The RBI press release said that “this reduced limit would also apply to remittances made under the ODI (overseas direct investment) scheme by Indian companies for setting up unincorporated entities outside India in the energy and natural resources sectors. This reduction in limit, however, would not apply to ODI by Navratna PSUs, ONGC Videsh Ltd and Oil India in overseas unincorporated entities and incorporated entities, in the oil sector.”
In short, Indian companies that want to invest abroad—especially the smaller ones—cannot do so without bureaucratic vetting, while the public sector oil companies, already enfeebled by having to dole out subsidies, will be allowed to do what they find difficult.
In a related move, the RBI also de-liberalised the allowances for Indian residents who want to make remittances abroad. The remittance limit under the “Liberalised Remittance Scheme (LRS Scheme) has been slashed from US$ 200,000 to US$ 75,000 per financial year”. In recent years, many Indians have used the LRS route to invest in property and other assets abroad, but this will now be down to a trickle.
In fact, the RBI has gone one step further and simply banned the purchase of property abroad. The press release said: “While current restrictions on the use of LRS for prohibited transactions, such as margin trading and lottery would continue, use of LRS for acquisition of immovable property outside India directly or indirectly will, henceforth, not be allowed.”
These measures may curb short-term outflows, but they send a chilling message of serious crisis. The limited freedom that Indians—ordinary citizens and businesses—enjoyed on capital account convertibility is now being rolled back bit by bit.
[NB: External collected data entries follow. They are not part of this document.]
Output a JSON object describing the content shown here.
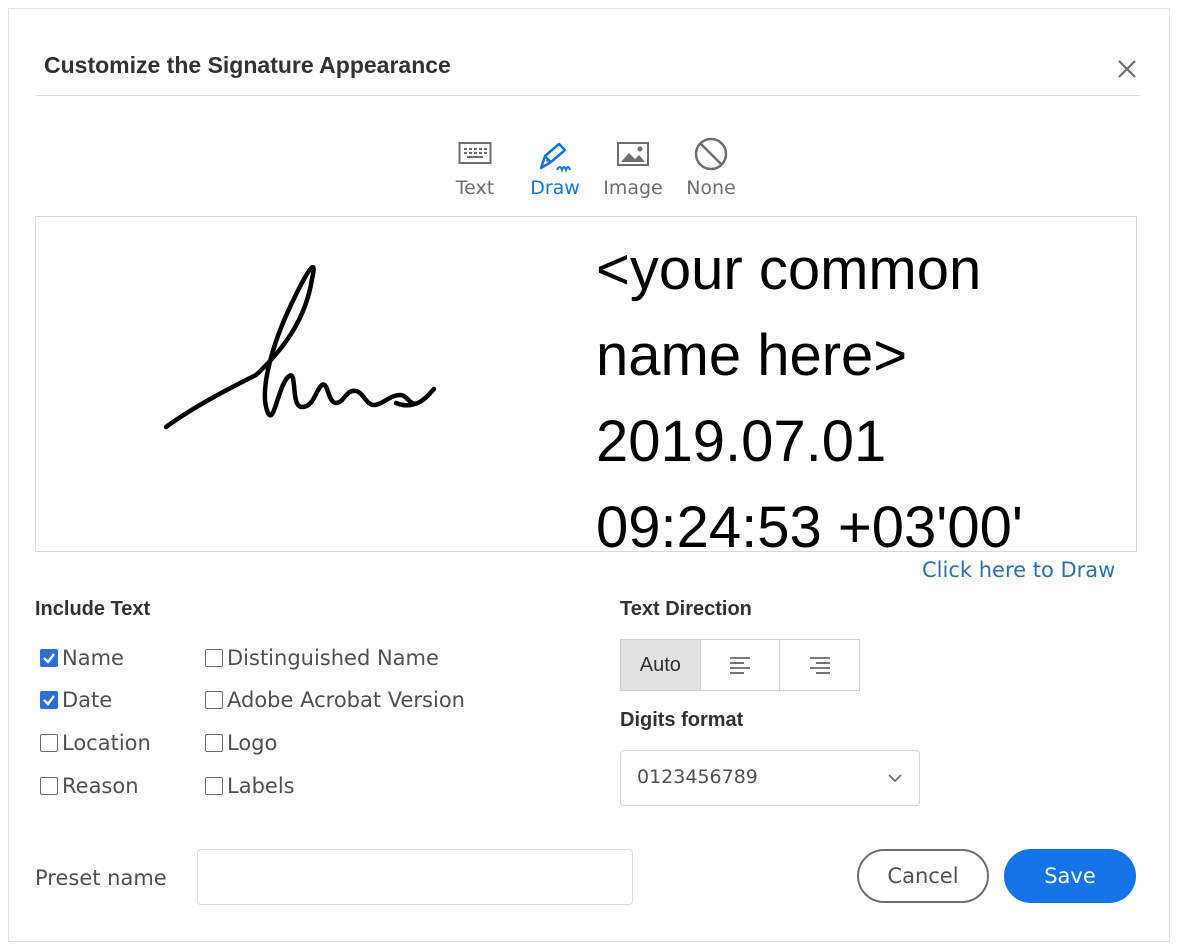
{
  "dialog": {
    "title": "Customize the Signature Appearance"
  },
  "tabs": [
    {
      "label": "Text",
      "icon": "keyboard-icon",
      "active": false
    },
    {
      "label": "Draw",
      "icon": "pen-icon",
      "active": true
    },
    {
      "label": "Image",
      "icon": "image-icon",
      "active": false
    },
    {
      "label": "None",
      "icon": "prohibited-icon",
      "active": false
    }
  ],
  "preview": {
    "lines": [
      "<your common",
      "name here>",
      "2019.07.01",
      "09:24:53 +03'00'"
    ]
  },
  "click_to_draw": "Click here to Draw",
  "include_text": {
    "label": "Include Text",
    "options": [
      {
        "label": "Name",
        "checked": true
      },
      {
        "label": "Date",
        "checked": true
      },
      {
        "label": "Location",
        "checked": false
      },
      {
        "label": "Reason",
        "checked": false
      },
      {
        "label": "Distinguished Name",
        "checked": false
      },
      {
        "label": "Adobe Acrobat Version",
        "checked": false
      },
      {
        "label": "Logo",
        "checked": false
      },
      {
        "label": "Labels",
        "checked": false
      }
    ]
  },
  "text_direction": {
    "label": "Text Direction",
    "auto_label": "Auto",
    "selected": "Auto",
    "options": [
      "Auto",
      "left-align-icon",
      "right-align-icon"
    ]
  },
  "digits_format": {
    "label": "Digits format",
    "value": "0123456789"
  },
  "preset": {
    "label": "Preset name",
    "value": "",
    "placeholder": ""
  },
  "buttons": {
    "cancel": "Cancel",
    "save": "Save"
  },
  "colors": {
    "accent": "#1473e6",
    "checkbox_checked": "#2d6fd9",
    "link": "#2d6fb3"
  }
}
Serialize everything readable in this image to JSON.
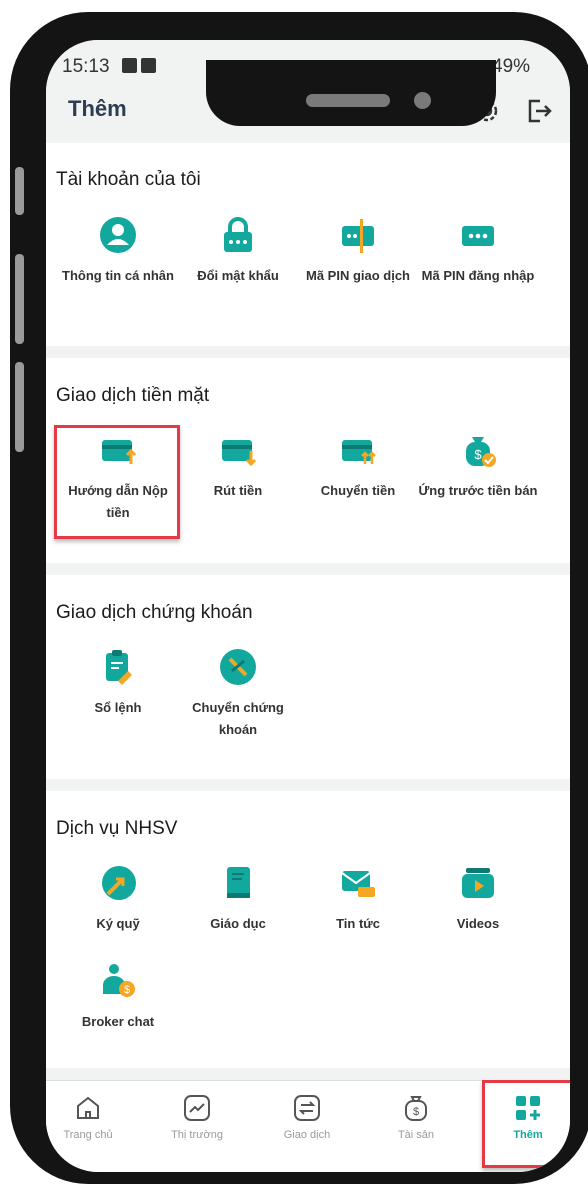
{
  "status_bar": {
    "time": "15:13",
    "battery": "49%"
  },
  "header": {
    "title": "Thêm",
    "icons": [
      "headset-icon",
      "gear-icon",
      "logout-icon"
    ]
  },
  "sections": [
    {
      "title": "Tài khoản của tôi",
      "items": [
        {
          "label": "Thông tin cá nhân",
          "icon": "user-icon"
        },
        {
          "label": "Đổi mật khẩu",
          "icon": "lock-icon"
        },
        {
          "label": "Mã PIN giao dịch",
          "icon": "pin-transaction-icon"
        },
        {
          "label": "Mã PIN đăng nhập",
          "icon": "pin-login-icon"
        }
      ]
    },
    {
      "title": "Giao dịch tiền mặt",
      "items": [
        {
          "label": "Hướng dẫn Nộp tiền",
          "icon": "deposit-card-icon"
        },
        {
          "label": "Rút tiền",
          "icon": "withdraw-card-icon"
        },
        {
          "label": "Chuyển tiền",
          "icon": "transfer-card-icon"
        },
        {
          "label": "Ứng trước tiền bán",
          "icon": "advance-bag-icon"
        }
      ]
    },
    {
      "title": "Giao dịch chứng khoán",
      "items": [
        {
          "label": "Sổ lệnh",
          "icon": "order-book-icon"
        },
        {
          "label": "Chuyển chứng khoán",
          "icon": "stock-transfer-icon"
        }
      ]
    },
    {
      "title": "Dịch vụ NHSV",
      "items": [
        {
          "label": "Ký quỹ",
          "icon": "margin-icon"
        },
        {
          "label": "Giáo dục",
          "icon": "book-icon"
        },
        {
          "label": "Tin tức",
          "icon": "news-icon"
        },
        {
          "label": "Videos",
          "icon": "video-icon"
        },
        {
          "label": "Broker chat",
          "icon": "broker-chat-icon"
        }
      ]
    }
  ],
  "nav": [
    {
      "label": "Trang chủ",
      "icon": "home-icon"
    },
    {
      "label": "Thị trường",
      "icon": "market-icon"
    },
    {
      "label": "Giao dịch",
      "icon": "trade-icon"
    },
    {
      "label": "Tài sản",
      "icon": "assets-icon"
    },
    {
      "label": "Thêm",
      "icon": "more-grid-icon",
      "active": true
    }
  ],
  "colors": {
    "accent": "#13a89e",
    "orange": "#f5a623",
    "highlight": "#e63946",
    "title_text": "#2c3e50"
  }
}
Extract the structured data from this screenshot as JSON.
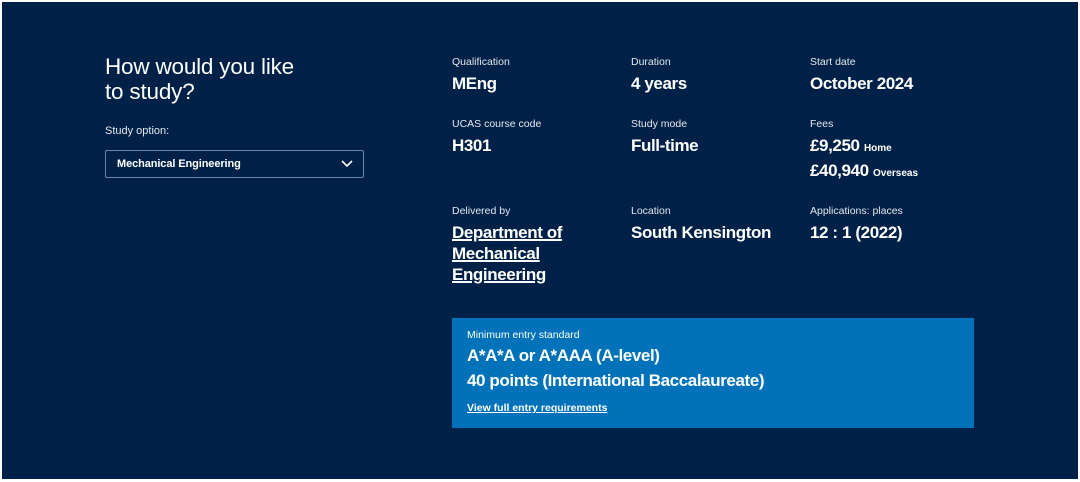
{
  "study": {
    "heading": "How would you like to study?",
    "option_label": "Study option:",
    "selected_option": "Mechanical Engineering",
    "dropdown_icon": "chevron-down-icon"
  },
  "facts": [
    {
      "label": "Qualification",
      "value": "MEng"
    },
    {
      "label": "Duration",
      "value": "4 years"
    },
    {
      "label": "Start date",
      "value": "October 2024"
    },
    {
      "label": "UCAS course code",
      "value": "H301"
    },
    {
      "label": "Study mode",
      "value": "Full-time"
    },
    {
      "label": "Delivered by",
      "value": "Department of Mechanical Engineering"
    },
    {
      "label": "Location",
      "value": "South Kensington"
    },
    {
      "label": "Applications: places",
      "value": "12 : 1 (2022)"
    }
  ],
  "fees": {
    "label": "Fees",
    "home_amount": "£9,250",
    "home_suffix": "Home",
    "overseas_amount": "£40,940",
    "overseas_suffix": "Overseas"
  },
  "entry": {
    "label": "Minimum entry standard",
    "alevel": "A*A*A or A*AAA (A-level)",
    "ib": "40 points (International Baccalaureate)",
    "link": "View full entry requirements"
  },
  "colors": {
    "panel_background": "#002147",
    "entry_box_background": "#0072b9",
    "text": "#ffffff"
  }
}
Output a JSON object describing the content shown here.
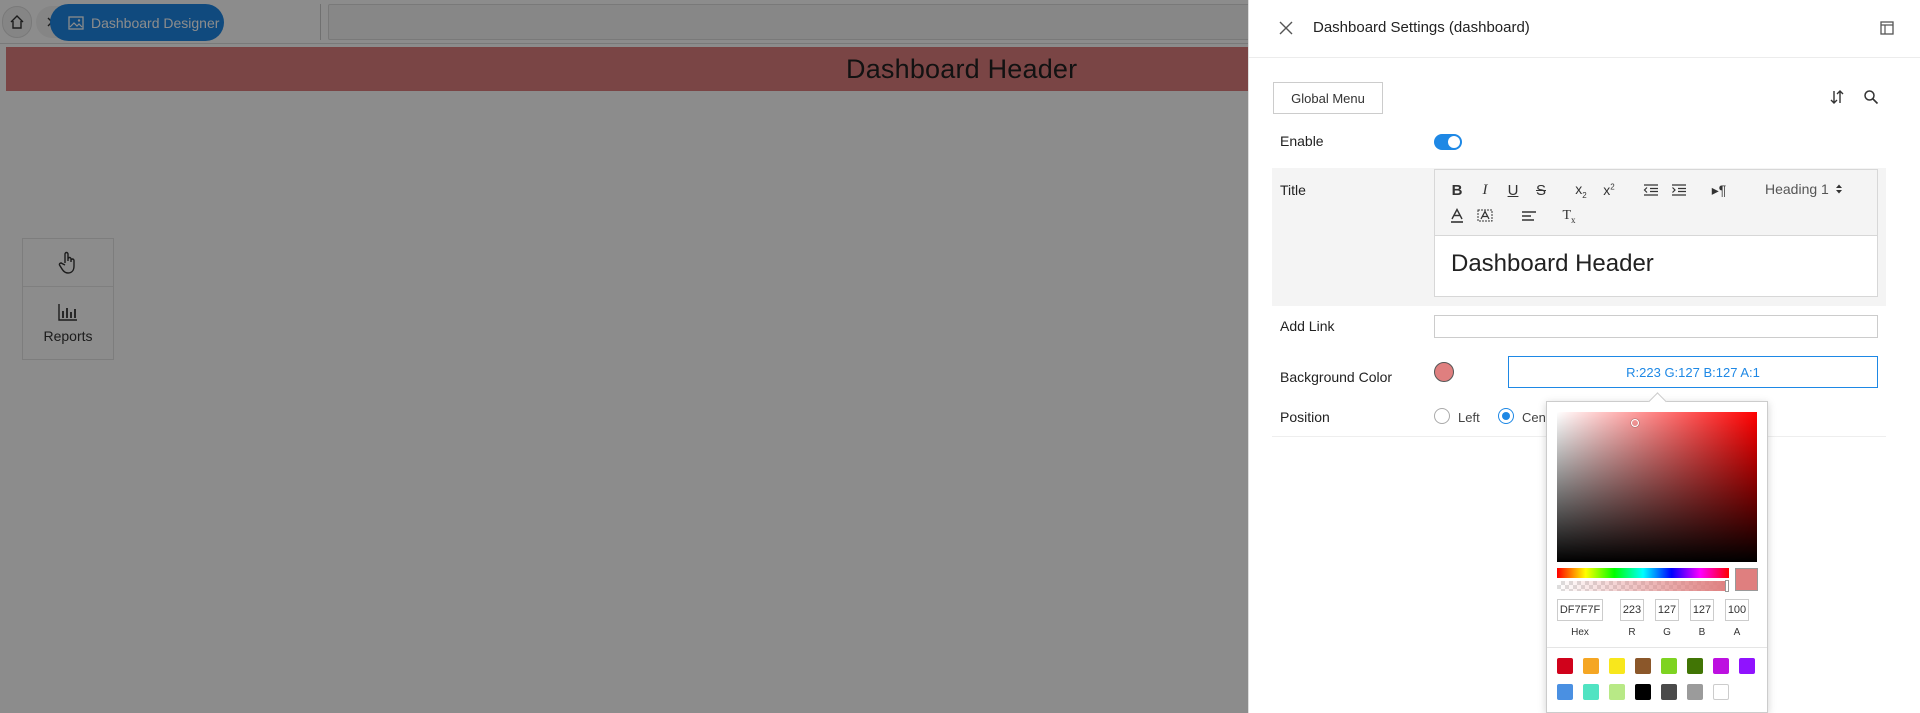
{
  "breadcrumb": {
    "active_label": "Dashboard Designer"
  },
  "dashboard": {
    "header_text": "Dashboard Header"
  },
  "tools": {
    "reports_label": "Reports"
  },
  "panel": {
    "title": "Dashboard Settings (dashboard)",
    "global_menu_label": "Global Menu",
    "enable_label": "Enable",
    "enable_on": true,
    "title_label": "Title",
    "heading_select": "Heading 1",
    "title_content": "Dashboard Header",
    "add_link_label": "Add Link",
    "add_link_value": "",
    "bg_color_label": "Background Color",
    "bg_color_value": "R:223 G:127 B:127 A:1",
    "position_label": "Position",
    "position_options": [
      "Left",
      "Cen"
    ]
  },
  "picker": {
    "hex": "DF7F7F",
    "r": "223",
    "g": "127",
    "b": "127",
    "a": "100",
    "labels": {
      "hex": "Hex",
      "r": "R",
      "g": "G",
      "b": "B",
      "a": "A"
    },
    "swatches": [
      "#d0021b",
      "#f5a623",
      "#f8e71c",
      "#8b572a",
      "#7ed321",
      "#417505",
      "#bd10e0",
      "#9013fe",
      "#4a90e2",
      "#50e3c2",
      "#b8e986",
      "#000000",
      "#4a4a4a",
      "#9b9b9b",
      "#ffffff"
    ]
  },
  "colors": {
    "accent": "#1e88e5",
    "header_bg": "#df7f7f"
  }
}
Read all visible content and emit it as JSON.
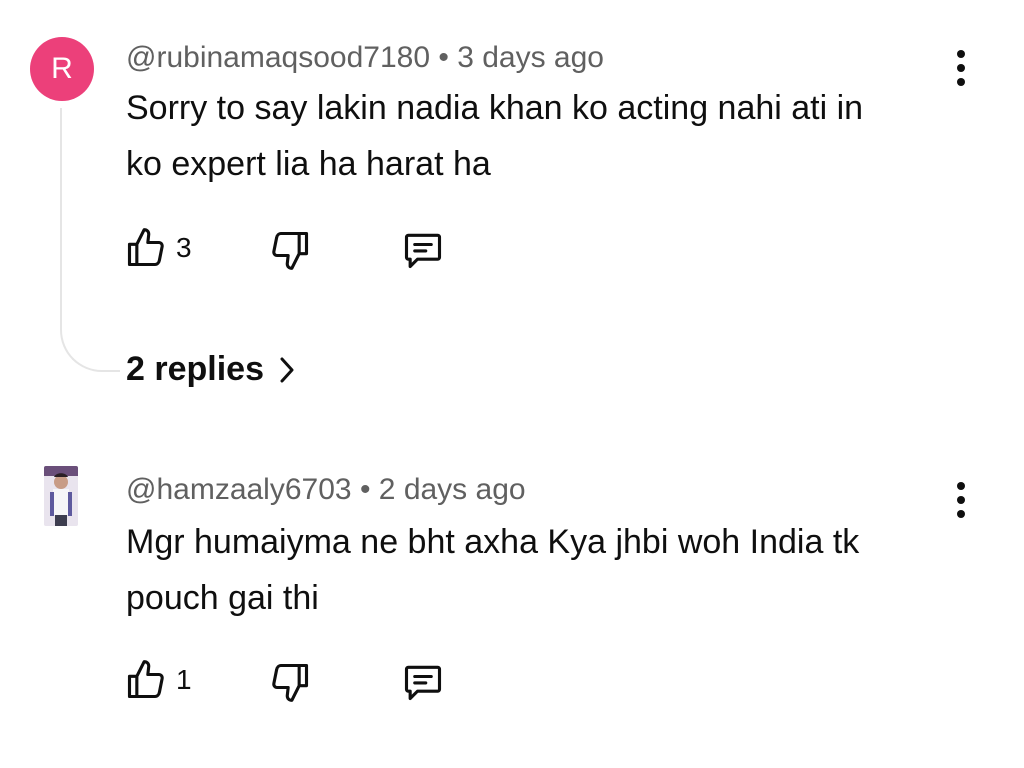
{
  "comments": [
    {
      "avatar_letter": "R",
      "author": "@rubinamaqsood7180",
      "separator": "•",
      "time": "3 days ago",
      "text_line1": "Sorry to say lakin nadia khan ko acting nahi ati in",
      "text_line2": "ko expert lia ha harat ha",
      "like_count": "3",
      "replies_label": "2 replies"
    },
    {
      "author": "@hamzaaly6703",
      "separator": "•",
      "time": "2 days ago",
      "text_line1": "Mgr humaiyma ne bht axha Kya jhbi woh India tk",
      "text_line2": "pouch gai thi",
      "like_count": "1"
    }
  ],
  "icons": {
    "like": "thumbs-up-icon",
    "dislike": "thumbs-down-icon",
    "reply": "reply-comment-icon",
    "more": "more-vertical-icon",
    "chevron": "chevron-right-icon"
  },
  "colors": {
    "avatar_bg": "#ec407a",
    "meta_text": "#606060",
    "primary_text": "#0f0f0f",
    "thread_line": "#e5e5e5"
  }
}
They can’t buy gold without paying more for it; they can’t buy property; and they can’t invest abroad easily to expand business opportunities. India Inc will not be happy.
To be sure, the RBI has also said that “the present set of measures is aimed at moderating outflows. However, any genuine requirement beyond these limits will continue to be considered by RBI under the approval route”. But when capital controls are being slapped back, no one will expect the RBI to be liberal with its clearances. The word “genuine” requirement will put discretionary power back in the hands of babus – something the nation has been trying to move away from.
The government has also banned the import of gold in the form of coins and medallions, and importers of gold will have to pay upfront before getting any of the yellow stuff. And at least 20 percent of gold imported will have to be re-exported, Arvind Mayaram, economic affairs secretary, told newspersons. These steps follow the increase in gold import duties to 10 percent yesterday – up five-fold since last year.
It is not clear what impact all these measures will have on foreign sentiment and capital inflows. The big questions are:
#1: Will foreign investors now stop investing because they may worry about whether more capital controls will be introduced to limit outflows? Will money come in if it is not free to move out?
#2: Will NRIs now worry about their ability to move in and out of Indian bank deposits at will?
#3: Will more of the Indian demand for gold, already subject to high import duties, now shift to unofficial and illegal channels? The evidence is that it already has. Now smugglers will be the main beneficiaries.
#4: Will Indian business now clam up further? If they don’t want to invest in India, and can’t invest abroad, will they now just sit on their hands and wait for the crisis to blow over? Or a new government to come in?
#5: Will some exporters now begin underinvoicing exports in order to keep more of their dollars abroad, out of the clutches of the Indian state?
Make no mistake, the message coming out of North Block and Mint Street is a clear downer for India Inc. In terms of the sense of crisis, we are back to pre-1991 days.